- Rhea1 de SiPearl avance. La société franco-allemande a annoncé avoir enclenché le programme de la validation matérielle de son processeur reposant sur un design Arm. Il est conçu pour fonctionner avec n'importe quel accélérateur tiers, comme les GPU, les puces spécialisées dans l'intelligence artificielle ou quantiques. Fabriqué par TSMC, Rhea1 comprend 80 cœurs Neoverse v1 et plus de 61 milliards de transistors. Les tests vont se poursuivre pendant 3 mois et l’entreprise prévoit une commercialisation à la fin 2026 en commençant par équiper le supercalculateur européen Jupiter à Jülich en Allemagne. Il y a presque un an, SiPearl a levé 130 millions d’euros pour accélérer la production de sa puce.
- Premiers déploiements de la 6G en 2029. Selon Juniper Research, les Etats-Unis et la Corée du Sud devraient être les premiers à adopter la prochaine génération de réseau mobile. L’organisme 3GPP devrait publier les spécifications techniques de la 6G en 2028. Toujours selon l’étude, d’autres pays débuteront leurs déploiements en 2030 dont la France derrière le Royaume-Uni ou le Canada. Les analystes prévoient un lancement relativement lent avec 4,6 millions de connexions en 2029, elles devraient atteindre 2,9 milliards d'ici 2035. Juniper Research évoque des problématiques d’attribution des fréquences et des usages pas encore réellement définis comme freins au lancement à grande échelle.

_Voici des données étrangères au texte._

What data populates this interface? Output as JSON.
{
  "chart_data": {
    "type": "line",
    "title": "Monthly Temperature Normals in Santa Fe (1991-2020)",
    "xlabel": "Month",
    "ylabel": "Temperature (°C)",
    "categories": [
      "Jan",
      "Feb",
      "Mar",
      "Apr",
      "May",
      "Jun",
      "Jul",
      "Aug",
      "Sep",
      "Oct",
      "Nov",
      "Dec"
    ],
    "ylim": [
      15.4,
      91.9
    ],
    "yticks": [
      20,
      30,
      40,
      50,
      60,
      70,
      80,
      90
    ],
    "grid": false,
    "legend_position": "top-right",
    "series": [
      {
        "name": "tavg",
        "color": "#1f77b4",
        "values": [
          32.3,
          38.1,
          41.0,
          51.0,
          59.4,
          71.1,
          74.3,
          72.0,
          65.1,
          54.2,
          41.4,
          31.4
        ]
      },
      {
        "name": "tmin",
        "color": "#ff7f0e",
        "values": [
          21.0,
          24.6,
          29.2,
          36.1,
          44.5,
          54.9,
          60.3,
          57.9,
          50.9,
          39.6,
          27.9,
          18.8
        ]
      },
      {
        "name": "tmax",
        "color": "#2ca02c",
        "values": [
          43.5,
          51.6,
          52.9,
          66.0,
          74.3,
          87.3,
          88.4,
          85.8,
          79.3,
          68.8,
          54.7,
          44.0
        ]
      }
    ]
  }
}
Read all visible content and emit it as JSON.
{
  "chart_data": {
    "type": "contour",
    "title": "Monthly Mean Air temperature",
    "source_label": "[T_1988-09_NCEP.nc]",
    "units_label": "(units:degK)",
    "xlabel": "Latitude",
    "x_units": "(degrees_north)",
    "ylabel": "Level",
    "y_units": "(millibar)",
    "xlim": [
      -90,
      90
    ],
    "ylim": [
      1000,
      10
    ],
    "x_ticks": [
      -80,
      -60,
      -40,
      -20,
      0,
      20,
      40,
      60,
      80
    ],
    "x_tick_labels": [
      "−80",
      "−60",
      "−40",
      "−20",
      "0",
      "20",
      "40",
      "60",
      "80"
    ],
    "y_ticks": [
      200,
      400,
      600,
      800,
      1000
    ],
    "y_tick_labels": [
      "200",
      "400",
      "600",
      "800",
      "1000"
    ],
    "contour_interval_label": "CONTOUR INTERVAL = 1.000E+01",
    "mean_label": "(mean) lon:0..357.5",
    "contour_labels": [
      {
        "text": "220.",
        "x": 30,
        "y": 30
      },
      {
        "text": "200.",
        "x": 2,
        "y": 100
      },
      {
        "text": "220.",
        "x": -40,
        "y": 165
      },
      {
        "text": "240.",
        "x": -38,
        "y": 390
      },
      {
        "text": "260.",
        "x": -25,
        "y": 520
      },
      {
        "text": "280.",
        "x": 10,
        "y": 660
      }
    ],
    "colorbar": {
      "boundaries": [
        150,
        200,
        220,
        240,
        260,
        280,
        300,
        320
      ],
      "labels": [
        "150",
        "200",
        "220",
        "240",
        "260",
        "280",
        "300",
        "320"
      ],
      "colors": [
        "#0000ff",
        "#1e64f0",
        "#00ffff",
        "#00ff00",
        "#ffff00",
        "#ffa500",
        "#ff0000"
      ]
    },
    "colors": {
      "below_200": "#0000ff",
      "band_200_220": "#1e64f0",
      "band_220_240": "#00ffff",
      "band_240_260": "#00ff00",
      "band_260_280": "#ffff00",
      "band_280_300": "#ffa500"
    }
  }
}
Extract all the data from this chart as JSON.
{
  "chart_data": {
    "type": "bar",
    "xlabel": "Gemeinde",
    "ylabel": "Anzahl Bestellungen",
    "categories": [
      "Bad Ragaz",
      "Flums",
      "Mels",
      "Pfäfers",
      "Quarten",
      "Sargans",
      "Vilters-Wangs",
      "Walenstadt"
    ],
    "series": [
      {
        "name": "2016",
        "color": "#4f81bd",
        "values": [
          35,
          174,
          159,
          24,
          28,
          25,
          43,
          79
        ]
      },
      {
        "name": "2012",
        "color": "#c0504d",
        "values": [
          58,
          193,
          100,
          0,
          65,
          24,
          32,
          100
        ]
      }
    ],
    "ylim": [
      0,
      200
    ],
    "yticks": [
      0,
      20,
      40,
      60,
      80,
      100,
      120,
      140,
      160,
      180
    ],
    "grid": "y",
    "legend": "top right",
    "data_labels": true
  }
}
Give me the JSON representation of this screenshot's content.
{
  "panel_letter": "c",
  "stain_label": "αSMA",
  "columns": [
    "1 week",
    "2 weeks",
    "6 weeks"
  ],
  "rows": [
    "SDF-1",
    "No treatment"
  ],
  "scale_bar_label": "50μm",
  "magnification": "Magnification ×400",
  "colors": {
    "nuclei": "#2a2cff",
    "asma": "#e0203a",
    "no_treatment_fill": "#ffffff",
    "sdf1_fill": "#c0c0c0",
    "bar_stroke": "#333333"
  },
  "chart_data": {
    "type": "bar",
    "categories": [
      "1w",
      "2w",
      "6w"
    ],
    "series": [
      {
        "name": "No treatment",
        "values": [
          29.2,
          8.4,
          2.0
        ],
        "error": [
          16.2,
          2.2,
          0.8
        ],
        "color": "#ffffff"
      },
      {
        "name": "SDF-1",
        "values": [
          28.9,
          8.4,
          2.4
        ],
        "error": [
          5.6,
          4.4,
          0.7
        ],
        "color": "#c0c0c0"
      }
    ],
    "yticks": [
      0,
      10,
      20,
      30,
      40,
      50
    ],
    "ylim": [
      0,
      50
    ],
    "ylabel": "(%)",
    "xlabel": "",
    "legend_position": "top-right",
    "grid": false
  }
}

- DQE croque Omikron Data Solutions. L'éditeur français en solutions de qualité des données DQE fondé en 2008 a mis la main sur son concurrent allemand Omikron Data Solutions, également positionné sur ce créneau ainsi que la gestion des données de référence. « Le groupe ainsi constitué réunit une expertise complémentaire en matière de qualité des données et de solides capacités sur les marchés français et allemand, autrichien et suisse (DACH), afin de soutenir une IA d’entreprise fiable et des opérations de données conformes à travers l’Europe », peut-on lire dans un communiqué. Contacté, un porte-parole de DQE nous a indiqué que cette acquisition porte sur la totalité du capital, intégralement en numéraire et sans levée de fonds, sans toutefois préciser de montant. Suite à ce rachat, le groupe ainsi constitué revendique un chiffre d'affaires cumulé de 22 M€ (dont 3M€ provenant d'Omikron), plus de 1 000 clients (dont 100 d'Omikron), pour près de 100 employés (dont 28 d'Omikron).